De plus, une œuvre comme celle-là ne peut pas être évaluée avec un taux horaire, mentionne le septuagénaire. D’après le spécialiste, trop de travail, trop d’expertise, trop d’heures ont été investis pour qu’un prix puisse être fixé. « Il est parti et je n’ai pas eu de réponse », conclut-il.
Manifestement, ça ne l’inquiète pas trop. De toute façon, Luc ne travaille pas pour l’argent. Du moins, depuis sa retraite, art rime davantage avec passion qu’avec gagne-pain. De fait, la compensation financière ne figure pas très haut dans les critères qu’il a établis pour se départir de son projet.
« Je ne travaille pas pour l’argent, mais je ne travaille pas pour rien. »
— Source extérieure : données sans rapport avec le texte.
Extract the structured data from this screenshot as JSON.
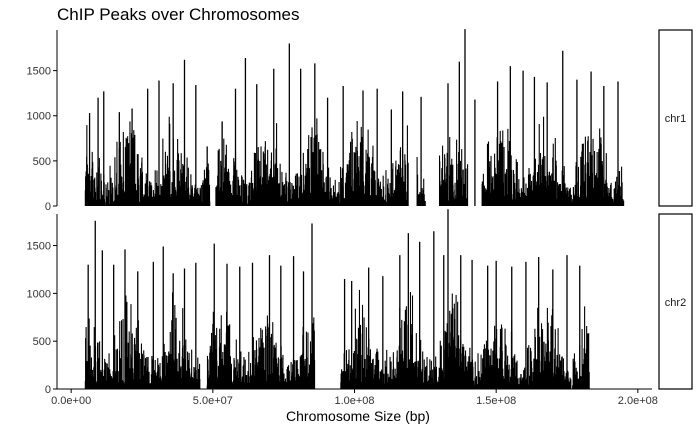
{
  "chart_data": {
    "type": "bar",
    "title": "ChIP Peaks over Chromosomes",
    "xlabel": "Chromosome Size (bp)",
    "ylabel": "",
    "x_ticks": [
      {
        "value": 0,
        "label": "0.0e+00"
      },
      {
        "value": 50000000,
        "label": "5.0e+07"
      },
      {
        "value": 100000000,
        "label": "1.0e+08"
      },
      {
        "value": 150000000,
        "label": "1.5e+08"
      },
      {
        "value": 200000000,
        "label": "2.0e+08"
      }
    ],
    "xlim": [
      -5000000,
      205000000
    ],
    "y_ticks": [
      0,
      500,
      1000,
      1500
    ],
    "grid": false,
    "colors": {
      "bars": "#000000",
      "axes": "#000000",
      "strip_border": "#000000"
    },
    "panels": [
      {
        "name": "chr1",
        "ylim": [
          0,
          1950
        ],
        "region": [
          5000000,
          195000000
        ],
        "gaps": [
          [
            49000000,
            51000000
          ],
          [
            119000000,
            122000000
          ],
          [
            125000000,
            130000000
          ],
          [
            140000000,
            145000000
          ]
        ],
        "spikes": [
          {
            "x": 6500000,
            "y": 1030
          },
          {
            "x": 9500000,
            "y": 1200
          },
          {
            "x": 11500000,
            "y": 1270
          },
          {
            "x": 17000000,
            "y": 1040
          },
          {
            "x": 21500000,
            "y": 1080
          },
          {
            "x": 27000000,
            "y": 1300
          },
          {
            "x": 31000000,
            "y": 1390
          },
          {
            "x": 36000000,
            "y": 1360
          },
          {
            "x": 40000000,
            "y": 1620
          },
          {
            "x": 44000000,
            "y": 1340
          },
          {
            "x": 48000000,
            "y": 660
          },
          {
            "x": 58000000,
            "y": 1300
          },
          {
            "x": 61500000,
            "y": 1640
          },
          {
            "x": 65500000,
            "y": 1350
          },
          {
            "x": 71500000,
            "y": 1520
          },
          {
            "x": 77000000,
            "y": 1800
          },
          {
            "x": 81000000,
            "y": 1520
          },
          {
            "x": 86000000,
            "y": 1580
          },
          {
            "x": 90500000,
            "y": 1200
          },
          {
            "x": 96000000,
            "y": 1330
          },
          {
            "x": 103000000,
            "y": 1280
          },
          {
            "x": 108000000,
            "y": 1300
          },
          {
            "x": 113000000,
            "y": 1070
          },
          {
            "x": 117000000,
            "y": 1270
          },
          {
            "x": 123500000,
            "y": 1210
          },
          {
            "x": 133000000,
            "y": 1360
          },
          {
            "x": 137000000,
            "y": 1600
          },
          {
            "x": 139000000,
            "y": 1960
          },
          {
            "x": 142500000,
            "y": 1180
          },
          {
            "x": 150500000,
            "y": 1380
          },
          {
            "x": 155000000,
            "y": 1550
          },
          {
            "x": 159500000,
            "y": 1500
          },
          {
            "x": 163500000,
            "y": 1430
          },
          {
            "x": 168000000,
            "y": 1370
          },
          {
            "x": 173500000,
            "y": 1720
          },
          {
            "x": 178500000,
            "y": 1400
          },
          {
            "x": 183500000,
            "y": 1490
          },
          {
            "x": 188000000,
            "y": 1330
          },
          {
            "x": 193000000,
            "y": 1380
          }
        ]
      },
      {
        "name": "chr2",
        "ylim": [
          0,
          1830
        ],
        "region": [
          5000000,
          183000000
        ],
        "gaps": [
          [
            45500000,
            48000000
          ],
          [
            86000000,
            95000000
          ]
        ],
        "spikes": [
          {
            "x": 6000000,
            "y": 1300
          },
          {
            "x": 8500000,
            "y": 1760
          },
          {
            "x": 11000000,
            "y": 1450
          },
          {
            "x": 15000000,
            "y": 1300
          },
          {
            "x": 19000000,
            "y": 1460
          },
          {
            "x": 23500000,
            "y": 1230
          },
          {
            "x": 29000000,
            "y": 1330
          },
          {
            "x": 32500000,
            "y": 1490
          },
          {
            "x": 36000000,
            "y": 1210
          },
          {
            "x": 40000000,
            "y": 1260
          },
          {
            "x": 44000000,
            "y": 1320
          },
          {
            "x": 50500000,
            "y": 1520
          },
          {
            "x": 55000000,
            "y": 1310
          },
          {
            "x": 59500000,
            "y": 1280
          },
          {
            "x": 64000000,
            "y": 1320
          },
          {
            "x": 70000000,
            "y": 1400
          },
          {
            "x": 74000000,
            "y": 1290
          },
          {
            "x": 78500000,
            "y": 1390
          },
          {
            "x": 82000000,
            "y": 1230
          },
          {
            "x": 85000000,
            "y": 1730
          },
          {
            "x": 96500000,
            "y": 1150
          },
          {
            "x": 99000000,
            "y": 1130
          },
          {
            "x": 105000000,
            "y": 1270
          },
          {
            "x": 110000000,
            "y": 1180
          },
          {
            "x": 116000000,
            "y": 1400
          },
          {
            "x": 119000000,
            "y": 1630
          },
          {
            "x": 123000000,
            "y": 1540
          },
          {
            "x": 128000000,
            "y": 1650
          },
          {
            "x": 131500000,
            "y": 1400
          },
          {
            "x": 133000000,
            "y": 1880
          },
          {
            "x": 137500000,
            "y": 1400
          },
          {
            "x": 141500000,
            "y": 1350
          },
          {
            "x": 147000000,
            "y": 1290
          },
          {
            "x": 150000000,
            "y": 1340
          },
          {
            "x": 155500000,
            "y": 1280
          },
          {
            "x": 160500000,
            "y": 1330
          },
          {
            "x": 165000000,
            "y": 1380
          },
          {
            "x": 170000000,
            "y": 1250
          },
          {
            "x": 175000000,
            "y": 1400
          },
          {
            "x": 179500000,
            "y": 1290
          }
        ]
      }
    ]
  }
}
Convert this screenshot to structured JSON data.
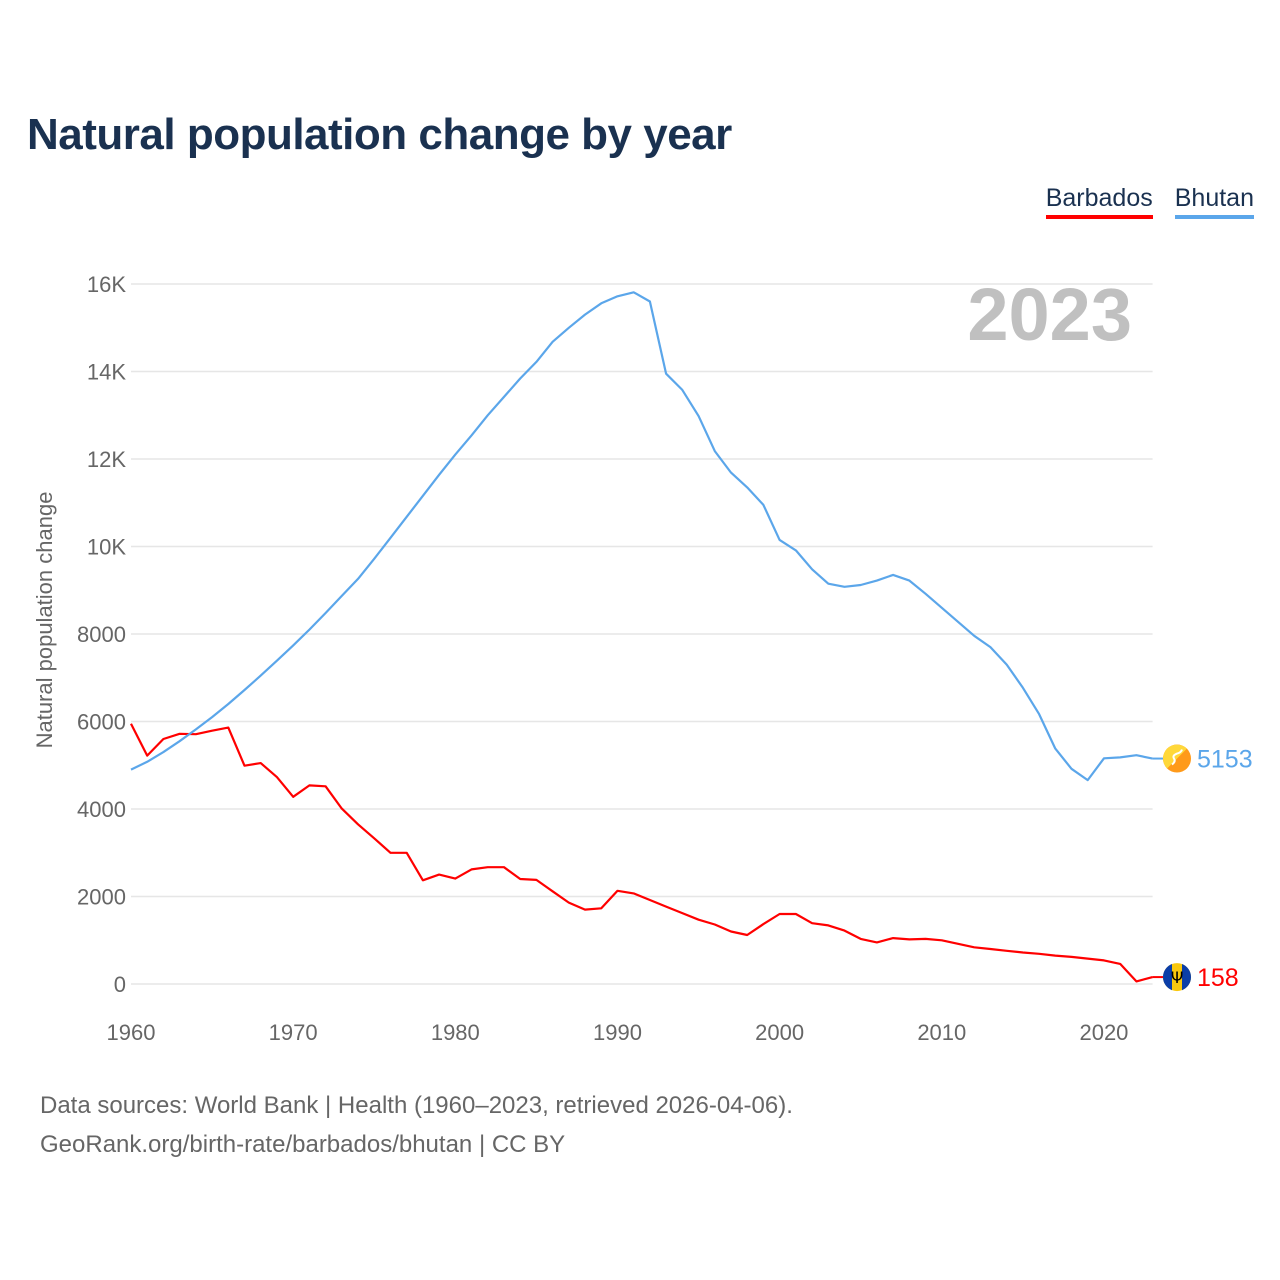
{
  "chart_data": {
    "type": "line",
    "title": "Natural population change by year",
    "ylabel": "Natural population change",
    "xlabel": "",
    "year_label": "2023",
    "xlim": [
      1960,
      2023
    ],
    "ylim": [
      0,
      16000
    ],
    "x_ticks": [
      1960,
      1970,
      1980,
      1990,
      2000,
      2010,
      2020
    ],
    "y_ticks": [
      0,
      2000,
      4000,
      6000,
      8000,
      10000,
      12000,
      14000,
      16000
    ],
    "y_tick_labels": [
      "0",
      "2000",
      "4000",
      "6000",
      "8000",
      "10K",
      "12K",
      "14K",
      "16K"
    ],
    "grid": true,
    "legend_position": "top-right",
    "x": [
      1960,
      1961,
      1962,
      1963,
      1964,
      1965,
      1966,
      1967,
      1968,
      1969,
      1970,
      1971,
      1972,
      1973,
      1974,
      1975,
      1976,
      1977,
      1978,
      1979,
      1980,
      1981,
      1982,
      1983,
      1984,
      1985,
      1986,
      1987,
      1988,
      1989,
      1990,
      1991,
      1992,
      1993,
      1994,
      1995,
      1996,
      1997,
      1998,
      1999,
      2000,
      2001,
      2002,
      2003,
      2004,
      2005,
      2006,
      2007,
      2008,
      2009,
      2010,
      2011,
      2012,
      2013,
      2014,
      2015,
      2016,
      2017,
      2018,
      2019,
      2020,
      2021,
      2022,
      2023
    ],
    "series": [
      {
        "name": "Barbados",
        "color": "#ff0000",
        "end_label": "158",
        "flag": "barbados-flag",
        "values": [
          5950,
          5220,
          5600,
          5720,
          5710,
          5790,
          5860,
          4990,
          5050,
          4730,
          4280,
          4540,
          4520,
          4010,
          3650,
          3330,
          3000,
          3000,
          2370,
          2500,
          2410,
          2620,
          2670,
          2670,
          2400,
          2380,
          2120,
          1860,
          1700,
          1730,
          2130,
          2070,
          1920,
          1770,
          1620,
          1470,
          1360,
          1200,
          1120,
          1370,
          1600,
          1600,
          1390,
          1340,
          1220,
          1030,
          950,
          1050,
          1020,
          1030,
          1000,
          920,
          840,
          800,
          760,
          720,
          690,
          650,
          620,
          580,
          540,
          460,
          60,
          158
        ]
      },
      {
        "name": "Bhutan",
        "color": "#5ba6ea",
        "end_label": "5153",
        "flag": "bhutan-flag",
        "values": [
          4900,
          5080,
          5300,
          5550,
          5820,
          6100,
          6400,
          6720,
          7050,
          7390,
          7740,
          8100,
          8480,
          8870,
          9260,
          9720,
          10200,
          10680,
          11160,
          11640,
          12100,
          12540,
          13000,
          13420,
          13840,
          14220,
          14680,
          15000,
          15300,
          15560,
          15720,
          15810,
          15600,
          13950,
          13580,
          12980,
          12180,
          11690,
          11350,
          10950,
          10150,
          9910,
          9480,
          9150,
          9080,
          9120,
          9220,
          9350,
          9220,
          8920,
          8600,
          8280,
          7960,
          7700,
          7300,
          6770,
          6170,
          5380,
          4920,
          4660,
          5160,
          5180,
          5230,
          5153
        ]
      }
    ]
  },
  "footer": {
    "line1": "Data sources: World Bank | Health (1960–2023, retrieved 2026-04-06).",
    "line2": "GeoRank.org/birth-rate/barbados/bhutan | CC BY"
  }
}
Ce qui l’importe en premier, c’est plutôt l’entreposage de l’œuvre (qui devra être placée dans un endroit à température et humidité contrôlées, sous un bon éclairage) et la mise en valeur de celle-ci lorsqu’elle ne lui appartiendra plus. Finalement, c’est l’offre monétaire qui occupe la troisième position de sa liste. « Je ne travaille pas pour l’argent, mais je ne travaille pas pour rien », nuance-t-il.
« C’est rare que je parle d’argent. […] Je déteste en parler », me confie-t-il. La gêne me saisit, sachant que c’est ce sujet qui m’intéressait en venant lui parler. Pourquoi un tel malaise?
« Parce que ce n’est pas important, l’argent. La plupart des gens y accordent trop d’importance. Je ne veux pas tomber là-dedans », déclare celui qui n’aspire pas à devenir millionnaire. À l’inverse, quelqu’un qui veut faire de l’argent ne passerait pas plus de 3000 heures sur un tel projet, m’assure Luc. « Peu importe le prix que ça va se vendre, personne ne va travailler 16 ans sur une affaire juste pour l’argent. La raison, c’est l’art, la créativité, l’inspiration. […] Quand tu parles d’argent, tu éloignes la créativité, poursuit-il. Plus tu parles d’argent, plus la créativité disparaît. C’est comme un gros coup de massue. »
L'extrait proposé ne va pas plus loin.